Des travailleurs immigrés, surtout des Turcs et des Arabes. Huit, dix, douze par jour. Ou bien des vieux qu'elle va s'efforcer de faire bander. Le tout-venant, le tout-égrotant. Les Ivrognes, les Méchants, les Queues énormes des Turcs, les ongles, les odeurs, les maladies...
(Elle refusa de se protéger et ne fut pourtant pas atteinte du sida.) Adresse connue. Tarif dérisoire. A nos yeux, une existence sordide.
Voulue, assumée, revendiquée.

Par amour des hommes - aucun plaisir sexuel pour elle, on s'en doute -, par humanisme, c'est elle qui écrit le mot, mais sans majuscule.

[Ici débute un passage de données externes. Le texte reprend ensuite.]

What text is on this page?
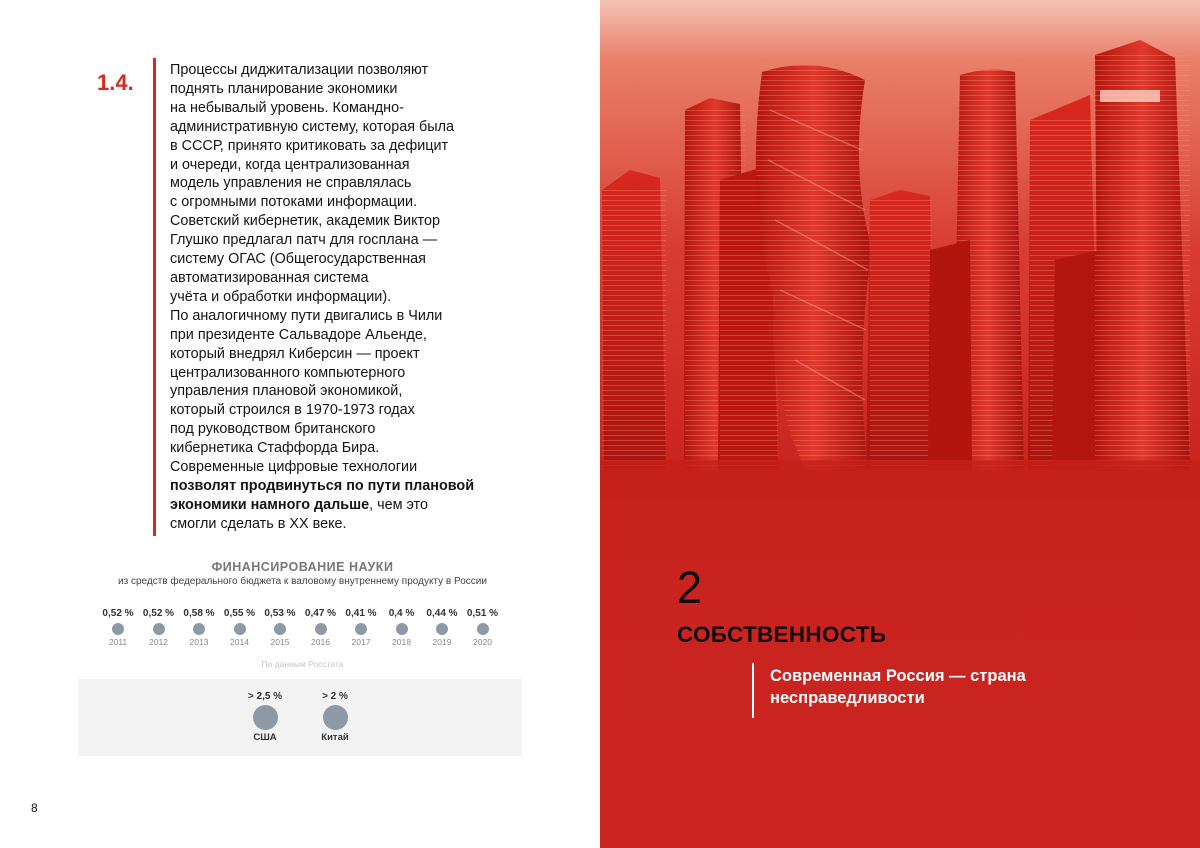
1.4.	Процессы диджитализации позволяют

поднять планирование экономики

на небывалый уровень. Командно-

административную систему, которая была

в СССР, принято критиковать за дефицит

и очереди, когда централизованная

модель управления не справлялась

с огромными потоками информации.

Советский кибернетик, академик Виктор

Глушко предлагал патч для госплана —

систему ОГАС (Общегосударственная

автоматизированная система

учёта и обработки информации).

По аналогичному пути двигались в Чили

при президенте Сальвадоре Альенде,

который внедрял Киберсин — проект

централизованного компьютерного

управления плановой экономикой,

который строился в 1970-1973 годах

под руководством британского

кибернетика Стаффорда Бира.

Современные цифровые технологии

позволят продвинуться по пути плановой

экономики намного дальше, чем это

смогли сделать в XX веке.

ФИНАНСИРОВАНИЕ НАУКИ
из средств федерального бюджета к валовому внутреннему продукту в России
0,52 %
2011
0,52 %
2012
0,58 %
2013
0,55 %
2014
0,53 %
2015
0,47 %
2016
0,41 %
2017
0,4 %
2018
0,44 %
2019
0,51 %
2020
По данным Росстата
> 2,5 %
США
> 2 %
Китай
8
2
СОБСТВЕННОСТЬ
Современная Россия — страна
несправедливости
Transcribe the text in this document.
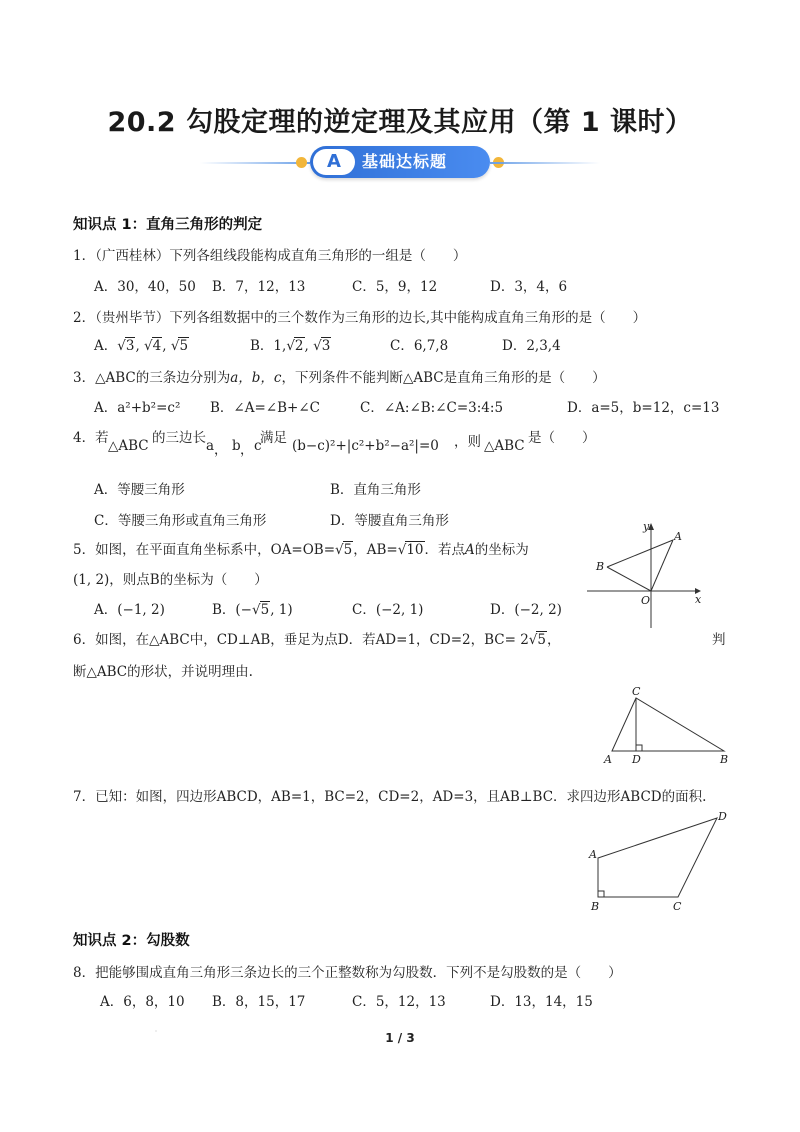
20.2 勾股定理的逆定理及其应用（第 1 课时）
A	基础达标题
知识点 1：直角三角形的判定
1．（广西桂林）下列各组线段能构成直角三角形的一组是（　　）
A．30，40，50 B．7，12，13	C．5，9，12	D．3，4，6
2．（贵州毕节）下列各组数据中的三个数作为三角形的边长,其中能构成直角三角形的是（　　）
A．√3, √4, √5	B．1,√2, √3	C．6,7,8	D．2,3,4
3．△ABC的三条边分别为a，b，c，下列条件不能判断△ABC是直角三角形的是（　　）
A．a²+b²=c² B．∠A=∠B+∠C	C．∠A:∠B:∠C=3:4:5	D．a=5，b=12，c=13
4．若 △ABC 的三边长 a ， b ， c
满足 (b−c)²+|c²+b²−a²|=0 ，则 △ABC 是（　　）
A．等腰三角形	B．直角三角形
C．等腰三角形或直角三角形	D．等腰直角三角形
5．如图，在平面直角坐标系中，OA=OB=√5，AB=√10．若点A的坐标为
(1, 2)，则点B的坐标为（　　）
A．(−1, 2)	B．(−√5, 1)	C．(−2, 1)	D．(−2, 2)
x
y
O
A
B
6．如图，在△ABC中，CD⊥AB，垂足为点D．若AD=1，CD=2，BC= 2√5，	判
断△ABC的形状，并说明理由.
A	B
C
D
7．已知：如图，四边形ABCD，AB=1，BC=2，CD=2，AD=3，且AB⊥BC．求四边形ABCD的面积.
A
B	C
D
知识点 2：勾股数
8．把能够围成直角三角形三条边长的三个正整数称为勾股数．下列不是勾股数的是（　　）
A．6，8，10 B．8，15，17	C．5，12，13	D．13，14，15
1 / 3
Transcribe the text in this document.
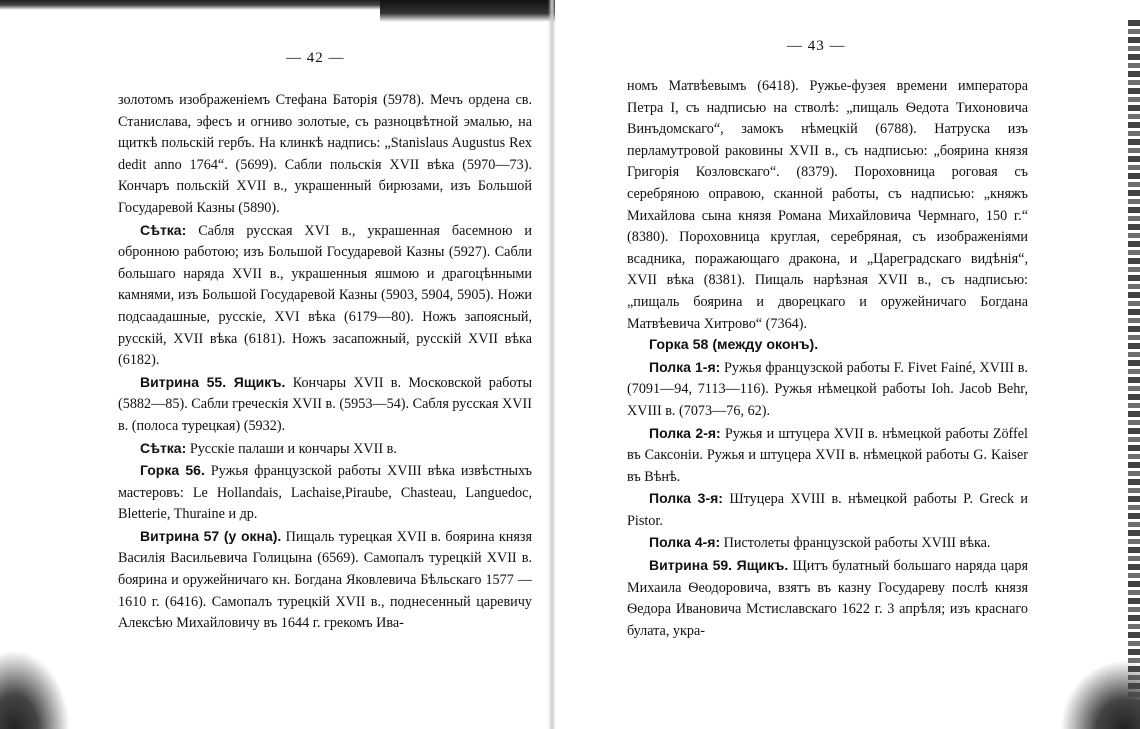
— 42 —

золотомъ изображеніемъ Стефана Баторія (5978). Мечъ ордена св. Станислава, эфесъ и огниво золотые, съ разноцвѣтной эмалью, на щиткѣ польскій гербъ. На клинкѣ надпись: „Stanislaus Augustus Rex dedit anno 1764“. (5699). Сабли польскія XVII вѣка (5970—73). Кончаръ польскій XVII в., украшенный бирюзами, изъ Большой Государевой Казны (5890).

Сѣтка: Сабля русская XVI в., украшенная басемною и обронною работою; изъ Большой Государевой Казны (5927). Сабли большаго наряда XVII в., украшенныя яшмою и драгоцѣнными камнями, изъ Большой Государевой Казны (5903, 5904, 5905). Ножи подсаадашные, русскіе, XVI вѣка (6179—80). Ножъ запоясный, русскій, XVII вѣка (6181). Ножъ засапожный, русскій XVII вѣка (6182).

Витрина 55. Ящикъ. Кончары XVII в. Московской работы (5882—85). Сабли греческія XVII в. (5953—54). Сабля русская XVII в. (полоса турецкая) (5932).

Сѣтка: Русскіе палаши и кончары XVII в.

Горка 56. Ружья французской работы XVIII вѣка извѣстныхъ мастеровъ: Le Hollandais, Lachaise,Piraube, Chasteau, Languedoc, Bletterie, Thuraine и др.

Витрина 57 (у окна). Пищаль турецкая XVII в. боярина князя Василія Васильевича Голицына (6569). Самопалъ турецкій XVII в. боярина и оружейничаго кн. Богдана Яковлевича Бѣльскаго 1577 — 1610 г. (6416). Самопалъ турецкій XVII в., поднесенный царевичу Алексѣю Михайловичу въ 1644 г. грекомъ Ива-

— 43 —

номъ Матвѣевымъ (6418). Ружье-фузея времени императора Петра I, съ надписью на стволѣ: „пищаль Ѳедота Тихоновича Винъдомскаго“, замокъ нѣмецкій (6788). Натруска изъ перламутровой раковины XVII в., съ надписью: „боярина князя Григорія Козловскаго“. (8379). Пороховница роговая съ серебряною оправою, сканной работы, съ надписью: „княжъ Михайлова сына князя Романа Михайловича Чермнаго, 150 г.“ (8380). Пороховница круглая, серебряная, съ изображеніями всадника, поражающаго дракона, и „Цареградскаго видѣнія“, XVII вѣка (8381). Пищаль нарѣзная XVII в., съ надписью: „пищаль боярина и дворецкаго и оружейничаго Богдана Матвѣевича Хитрово“ (7364).

Горка 58 (между оконъ).

Полка 1-я: Ружья французской работы F. Fivet Fainé, XVIII в. (7091—94, 7113—116). Ружья нѣмецкой работы Ioh. Jacob Behr, XVIII в. (7073—76, 62).

Полка 2-я: Ружья и штуцера XVII в. нѣмецкой работы Zöffel въ Саксоніи. Ружья и штуцера XVII в. нѣмецкой работы G. Kaiser въ Вѣнѣ.

Полка 3-я: Штуцера XVIII в. нѣмецкой работы P. Greck и Pistor.

Полка 4-я: Пистолеты французской работы XVIII вѣка.

Витрина 59. Ящикъ. Щитъ булатный большаго наряда царя Михаила Ѳеодоровича, взятъ въ казну Государеву послѣ князя Ѳедора Ивановича Мстиславскаго 1622 г. 3 апрѣля; изъ краснаго булата, укра-
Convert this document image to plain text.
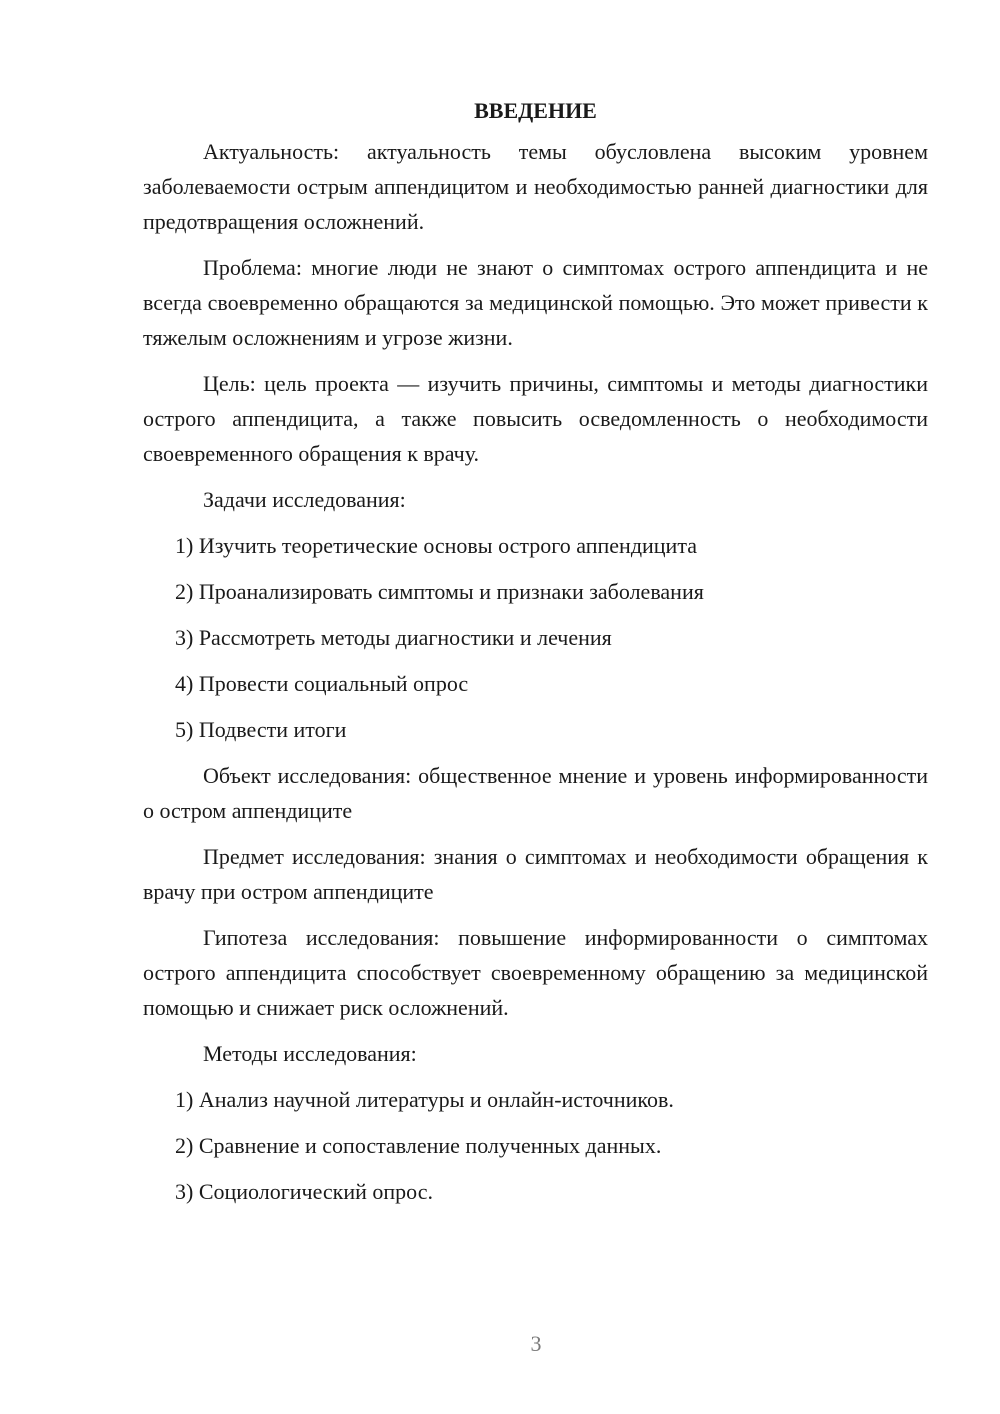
ВВЕДЕНИЕ

Актуальность: актуальность темы обусловлена высоким уровнем заболеваемости острым аппендицитом и необходимостью ранней диагностики для предотвращения осложнений.

Проблема: многие люди не знают о симптомах острого аппендицита и не всегда своевременно обращаются за медицинской помощью. Это может привести к тяжелым осложнениям и угрозе жизни.

Цель: цель проекта — изучить причины, симптомы и методы диагностики острого аппендицита, а также повысить осведомленность о необходимости своевременного обращения к врачу.

Задачи исследования:
1) Изучить теоретические основы острого аппендицита
2) Проанализировать симптомы и признаки заболевания
3) Рассмотреть методы диагностики и лечения
4) Провести социальный опрос
5) Подвести итоги

Объект исследования: общественное мнение и уровень информированности о остром аппендиците

Предмет исследования: знания о симптомах и необходимости обращения к врачу при остром аппендиците

Гипотеза исследования: повышение информированности о симптомах острого аппендицита способствует своевременному обращению за медицинской помощью и снижает риск осложнений.

Методы исследования:
1) Анализ научной литературы и онлайн-источников.
2) Сравнение и сопоставление полученных данных.
3) Социологический опрос.
3
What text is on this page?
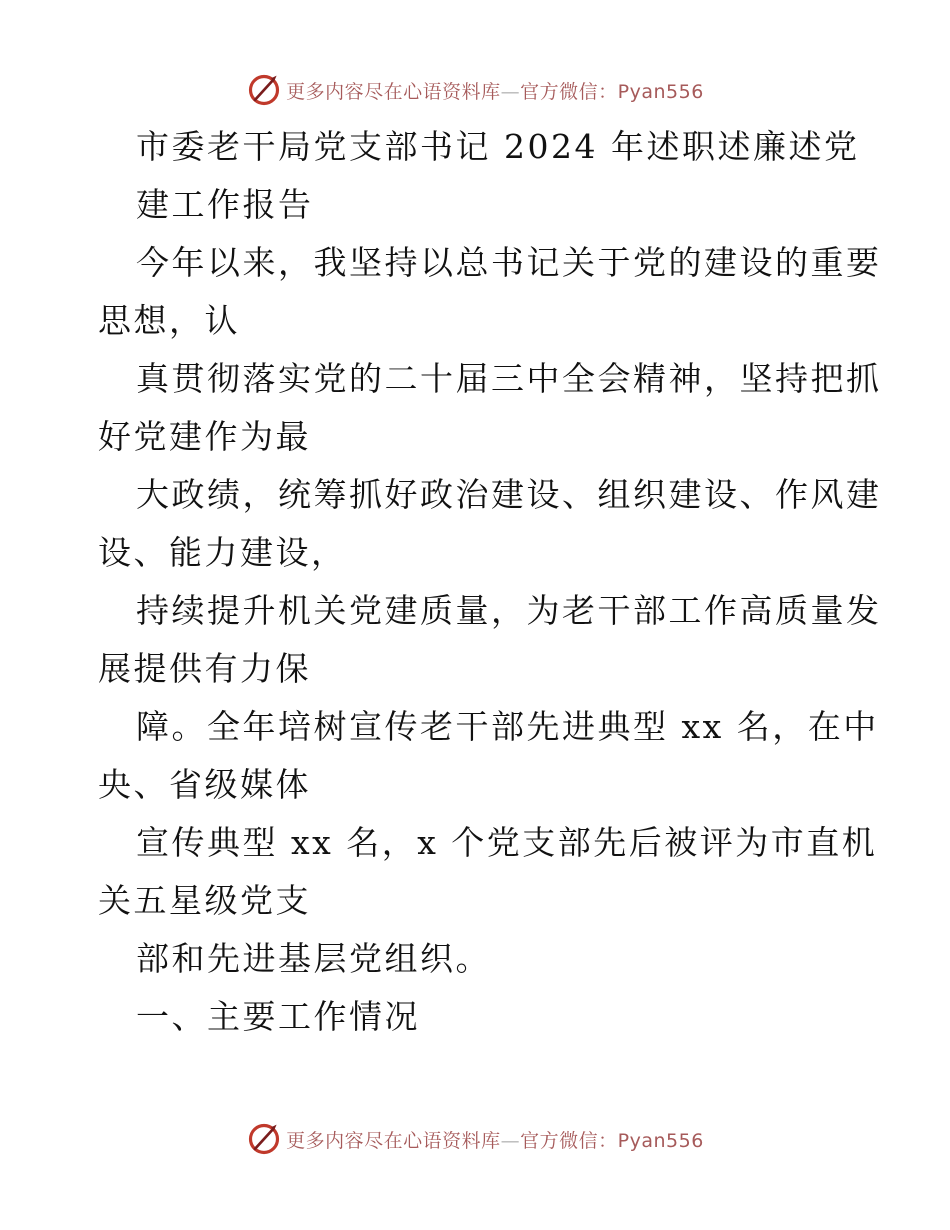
更多内容尽在心语资料库—官方微信：Pyan556
市委老干局党支部书记 2024 年述职述廉述党
建工作报告
今年以来，我坚持以总书记关于党的建设的重要
思想，认
真贯彻落实党的二十届三中全会精神，坚持把抓
好党建作为最
大政绩，统筹抓好政治建设、组织建设、作风建
设、能力建设，
持续提升机关党建质量，为老干部工作高质量发
展提供有力保
障。全年培树宣传老干部先进典型 xx 名，在中
央、省级媒体
宣传典型 xx 名，x 个党支部先后被评为市直机
关五星级党支
部和先进基层党组织。
一、主要工作情况
更多内容尽在心语资料库—官方微信：Pyan556
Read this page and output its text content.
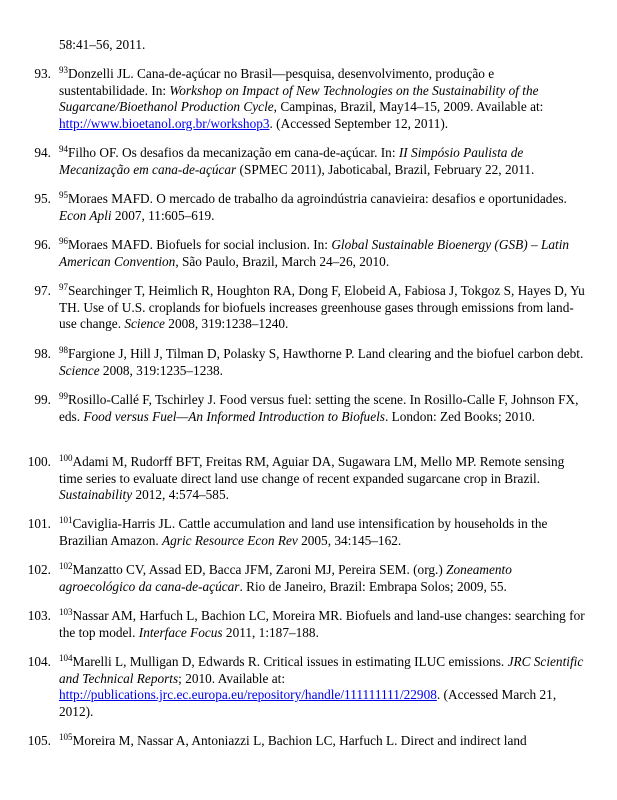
58:41–56, 2011.
93. $^{93}$Donzelli JL. Cana-de-açúcar no Brasil—pesquisa, desenvolvimento, produção e sustentabilidade. In: Workshop on Impact of New Technologies on the Sustainability of the Sugarcane/Bioethanol Production Cycle, Campinas, Brazil, May14–15, 2009. Available at: http://www.bioetanol.org.br/workshop3. (Accessed September 12, 2011).
94. $^{94}$Filho OF. Os desafios da mecanização em cana-de-açúcar. In: II Simpósio Paulista de Mecanização em cana-de-açúcar (SPMEC 2011), Jaboticabal, Brazil, February 22, 2011.
95. $^{95}$Moraes MAFD. O mercado de trabalho da agroindústria canavieira: desafios e oportunidades. Econ Apli 2007, 11:605–619.
96. $^{96}$Moraes MAFD. Biofuels for social inclusion. In: Global Sustainable Bioenergy (GSB) – Latin American Convention, São Paulo, Brazil, March 24–26, 2010.
97. $^{97}$Searchinger T, Heimlich R, Houghton RA, Dong F, Elobeid A, Fabiosa J, Tokgoz S, Hayes D, Yu TH. Use of U.S. croplands for biofuels increases greenhouse gases through emissions from land-use change. Science 2008, 319:1238–1240.
98. $^{98}$Fargione J, Hill J, Tilman D, Polasky S, Hawthorne P. Land clearing and the biofuel carbon debt. Science 2008, 319:1235–1238.
99. $^{99}$Rosillo-Callé F, Tschirley J. Food versus fuel: setting the scene. In Rosillo-Calle F, Johnson FX, eds. Food versus Fuel—An Informed Introduction to Biofuels. London: Zed Books; 2010.
100. $^{100}$Adami M, Rudorff BFT, Freitas RM, Aguiar DA, Sugawara LM, Mello MP. Remote sensing time series to evaluate direct land use change of recent expanded sugarcane crop in Brazil. Sustainability 2012, 4:574–585.
101. $^{101}$Caviglia-Harris JL. Cattle accumulation and land use intensification by households in the Brazilian Amazon. Agric Resource Econ Rev 2005, 34:145–162.
102. $^{102}$Manzatto CV, Assad ED, Bacca JFM, Zaroni MJ, Pereira SEM. (org.) Zoneamento agroecológico da cana-de-açúcar. Rio de Janeiro, Brazil: Embrapa Solos; 2009, 55.
103. $^{103}$Nassar AM, Harfuch L, Bachion LC, Moreira MR. Biofuels and land-use changes: searching for the top model. Interface Focus 2011, 1:187–188.
104. $^{104}$Marelli L, Mulligan D, Edwards R. Critical issues in estimating ILUC emissions. JRC Scientific and Technical Reports; 2010. Available at: http://publications.jrc.ec.europa.eu/repository/handle/111111111/22908. (Accessed March 21, 2012).
105. $^{105}$Moreira M, Nassar A, Antoniazzi L, Bachion LC, Harfuch L. Direct and indirect land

Grisélidis Réal était aussi une Militante. De la Cause des Prostituées. Elle était de celles qui descendirent du trottoir dans la rue, au cours des années 1970, pour demander une reconnaissance, un statut, une dignité. On la vit, on l'entendit argumenter, polémiquer, dans de nombreuses émissions de télévision et de radio, en France, en Suisse, en Belgique.
Toujours la première, la plus combative, aux Congrès de Putes. A Genève, elle devint même une sorte de star de la prostitution acceptée et normalisée.
Loyer, impôts, surveillance médicale.
Citoyenne à part entière inscrite, en qualité de péripatéticienne, au Parti socialiste.
Entre deux passes, elle recevait les journalistes et les étudiants en sociologie.
Conférencière, imprécatrice, blasphématrice. Intenable.
Il faut voir comme elle a engueulé Jean-Luc Hennig qui avait publié un livre qui ne lui a pas plu.
Toujours à envoyer des textes revendicatifs reproduits sur sa Photocopieuse.
Les Travaux sociologiques d'une Putain semi-intellectuelle, comme elle dit.
Si tout cela était raconté platement, le livre n'aurait d'autre intérêt que documentaire.
Mais il y a une écriture « à la fois lyrique et rageuse, splendide et forcenée » (Jean-Luc Hennig).

Grisélidis Réal ne met pas de gants. Ni pour laver et soulager, ni pour écrire. Délicats, Prudes, Coincés, Romantiques s'abstenir. La Passe imaginaire est un choc d'autant plus violent que les mots sont rudes, les phrases tenues et pourtant sauvages.
Voici qui peut paraître scandaleux: elle prend du plaisir à relater le plaisir misérable de ses clients. Elle jouit après, dans l'écriture.


Dans Les Sphinx, il s'agit toujours d'un corps-à-corps. Mais, cette fois, avec la maladie, le Cancer. Trois années de lutte.
A son correspondant, elle ne cache rien. Surtout pas les mots. On la retrouve toujours aussi combative.
Une vitalité impressionnante, une fabuleuse énergie.
Une dureté aussi de Tzigane qui en a tant vu ! Les hommes lui manquent. Ses trois fils et sa fille - qu'elle a eus, avant de se prostituer, de trois hommes - sont tous des artistes. Elle en est fière.
A 75 ans, une inattendue rémission.

Le coeur va bien: elle tombe amoureuse d'Albert, le Valaisan. Ultime déception.
La rechute. Mais toujours aussi lucide, conquérante. Quinze jours avant sa mort, alors qu'elle souffre le martyre, elle envoie des textes à un concours de poésie Louise Labé. Elle refuse d'abdiquer, de « se rendre ».Derniers mots écrits à Jean-Luc Hennig : « Votre carte à l'encre verte est pour moi un talisman merveilleux, je ne la quitte pas des yeux !


Quel cadeau vous me faites ! Je vous embrasse, cher Jean-Luc, à bientôt. » A son enterrement, quelqu'un a lu l'un de ses poèmes, Mort d'une Putain.

La Passe imaginaire, 424 pages, 22,50 ? ; Les Sphinx, 356 pages, 22,50 ?, de Grisélidis Réal, Verticales, préfaces de Jean-Luc Hennig.

Bernard Pivot Vie et mort d'une Putain genevoise

Le Journal du Dimanche du 26 février 2006.